Moreover, few union members are inclined to think of prisoners as potential political allies. Instead, while there is clear agreement that prison labor should not take jobs out of the free market, most are eager to guarantee that prisoners have it tough. In discussing alternate proposals, for instance, one union member suggested that convicts should be made to carry heavy boulders from one side of the road to the other, and back again: "work" that would not interfere with anyone else's job, but would ensure that prisoners suffered appropriately. Similarly, one of the Teamsters members who lost her job to a prison laundry turned her anger not on the hospital that preferred convicts to union members, but rather on the convicts themselves. "I'm not angry at the prison," she insisted. "I understand the need for prison work. What upsets me is that prisoners don't have to worry about food, bills, and clothing. As a taxpayer, I'm paying for their living situation, and then I lose my job to them."
To date, opponents of prison labor have focused primarily on the security problems posed by convicts working outside prisons. Union representatives and progressive politicians have often focused on the danger of, for example, allowing rapists and murderers to rake leaves in parks where children are at play. And public safety is a real concern. In seeking job placements, the state has continually expanded the range of work and public interaction deemed appropriate for convicts. More alarmingly, Oregon has begun to compromise security standards to make prison work crews more affordable. Under the current system, employers may "lease" a ten-inmate work crew for $30 per day. However, the cost of providing a corrections officer to oversee this crew is nearly $300 per day, and this cost has led many agencies to limit their use of work gangs. To put more prisoners to work, the Department of Corrections recently sought to cut operating costs by replacing corrections officers with less-trained but lower-cost civilian overseers.
Undoubtedly, attacking the safety of the prison labor system may be a more immediately effective political approach than appealing for solidarity with inmates. But as the prison industry works out the kinks in its operation, these security problems will be progressively diminished. For instance, if Louisiana Pacific—one of the financial backers of the prison labor initiative—decides to lay off union workers and construct a sawmill on prison grounds, there is no security argument that will effectively prevent the project from going forward. Prison labor must be opposed on the more durable basis that it threatens free labor.

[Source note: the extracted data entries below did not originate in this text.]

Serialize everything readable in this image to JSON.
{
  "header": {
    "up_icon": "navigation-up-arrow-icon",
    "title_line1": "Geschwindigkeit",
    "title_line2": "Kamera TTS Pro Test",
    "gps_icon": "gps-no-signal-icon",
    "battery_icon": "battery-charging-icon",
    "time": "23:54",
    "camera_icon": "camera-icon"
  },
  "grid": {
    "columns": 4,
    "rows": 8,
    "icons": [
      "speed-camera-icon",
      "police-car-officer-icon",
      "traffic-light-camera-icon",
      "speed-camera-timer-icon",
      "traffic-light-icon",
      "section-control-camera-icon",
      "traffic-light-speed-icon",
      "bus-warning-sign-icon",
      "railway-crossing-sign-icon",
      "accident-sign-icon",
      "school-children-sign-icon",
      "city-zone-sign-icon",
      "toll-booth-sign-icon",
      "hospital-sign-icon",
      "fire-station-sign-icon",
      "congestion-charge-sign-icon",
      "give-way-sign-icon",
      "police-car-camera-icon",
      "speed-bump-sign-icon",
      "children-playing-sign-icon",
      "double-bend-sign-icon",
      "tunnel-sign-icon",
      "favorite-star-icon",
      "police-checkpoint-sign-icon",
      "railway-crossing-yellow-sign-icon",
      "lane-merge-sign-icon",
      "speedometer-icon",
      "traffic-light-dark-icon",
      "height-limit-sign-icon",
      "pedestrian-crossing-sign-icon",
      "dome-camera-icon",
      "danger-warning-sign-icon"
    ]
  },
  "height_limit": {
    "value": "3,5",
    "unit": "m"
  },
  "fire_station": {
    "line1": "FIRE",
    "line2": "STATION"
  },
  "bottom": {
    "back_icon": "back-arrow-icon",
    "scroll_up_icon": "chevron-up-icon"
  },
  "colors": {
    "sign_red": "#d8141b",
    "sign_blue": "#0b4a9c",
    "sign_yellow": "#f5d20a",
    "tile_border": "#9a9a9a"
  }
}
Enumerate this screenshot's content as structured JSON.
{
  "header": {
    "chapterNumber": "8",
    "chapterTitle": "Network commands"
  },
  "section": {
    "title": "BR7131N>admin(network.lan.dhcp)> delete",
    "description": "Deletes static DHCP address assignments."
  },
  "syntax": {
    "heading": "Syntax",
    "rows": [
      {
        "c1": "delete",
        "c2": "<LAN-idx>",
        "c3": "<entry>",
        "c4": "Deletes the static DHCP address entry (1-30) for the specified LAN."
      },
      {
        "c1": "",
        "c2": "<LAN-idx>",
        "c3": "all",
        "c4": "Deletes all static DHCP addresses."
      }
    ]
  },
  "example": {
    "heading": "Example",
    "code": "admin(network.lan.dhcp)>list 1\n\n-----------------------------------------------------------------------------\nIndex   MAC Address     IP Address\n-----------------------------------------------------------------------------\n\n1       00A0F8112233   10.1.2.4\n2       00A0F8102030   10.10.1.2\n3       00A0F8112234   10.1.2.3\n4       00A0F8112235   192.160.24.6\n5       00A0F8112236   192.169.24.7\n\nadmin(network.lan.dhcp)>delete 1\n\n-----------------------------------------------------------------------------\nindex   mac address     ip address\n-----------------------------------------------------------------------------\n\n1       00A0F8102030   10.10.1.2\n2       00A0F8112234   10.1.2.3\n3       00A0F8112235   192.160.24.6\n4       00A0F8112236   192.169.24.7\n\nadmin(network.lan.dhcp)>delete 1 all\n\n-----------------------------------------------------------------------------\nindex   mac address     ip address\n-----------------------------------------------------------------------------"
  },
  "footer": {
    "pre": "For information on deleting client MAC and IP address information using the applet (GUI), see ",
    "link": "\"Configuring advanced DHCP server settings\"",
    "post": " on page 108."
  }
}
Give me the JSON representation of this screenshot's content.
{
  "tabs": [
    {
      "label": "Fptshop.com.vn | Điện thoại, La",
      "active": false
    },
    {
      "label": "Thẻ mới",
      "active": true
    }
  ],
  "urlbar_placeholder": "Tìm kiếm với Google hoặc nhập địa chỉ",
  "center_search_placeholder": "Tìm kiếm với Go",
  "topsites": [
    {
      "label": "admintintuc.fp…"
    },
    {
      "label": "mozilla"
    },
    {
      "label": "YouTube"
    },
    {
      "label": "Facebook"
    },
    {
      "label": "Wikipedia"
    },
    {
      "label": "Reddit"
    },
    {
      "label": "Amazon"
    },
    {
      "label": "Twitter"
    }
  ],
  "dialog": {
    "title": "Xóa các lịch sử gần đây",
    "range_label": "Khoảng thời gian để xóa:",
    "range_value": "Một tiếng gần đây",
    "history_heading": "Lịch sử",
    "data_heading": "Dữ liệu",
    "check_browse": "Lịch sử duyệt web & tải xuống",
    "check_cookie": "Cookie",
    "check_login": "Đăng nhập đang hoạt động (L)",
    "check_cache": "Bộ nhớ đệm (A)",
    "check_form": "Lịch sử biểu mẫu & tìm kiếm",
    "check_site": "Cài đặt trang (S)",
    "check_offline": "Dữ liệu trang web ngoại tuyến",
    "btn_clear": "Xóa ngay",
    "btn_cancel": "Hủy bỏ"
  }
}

Certainly, in the interim, legislatures could pass laws banning prison industries from bidding directly against free-labor companies or requiring them to pay prevailing wages. But ultimately such stopgap measures will be neither effective nor politically viable as long as correctional facilities continue to operate under the fiscal constraints imposed by mandatory sentencing laws. Building a consensus not only against the extensive employment of prisoners but also against mandatory sentencing laws will be a slow and arduous process, but we must undertake it if we hope to stop the expansion of prison labor before it gets much further. A "free market" economy ought to have no place for a vast army of prisoners undermining the wages of working people.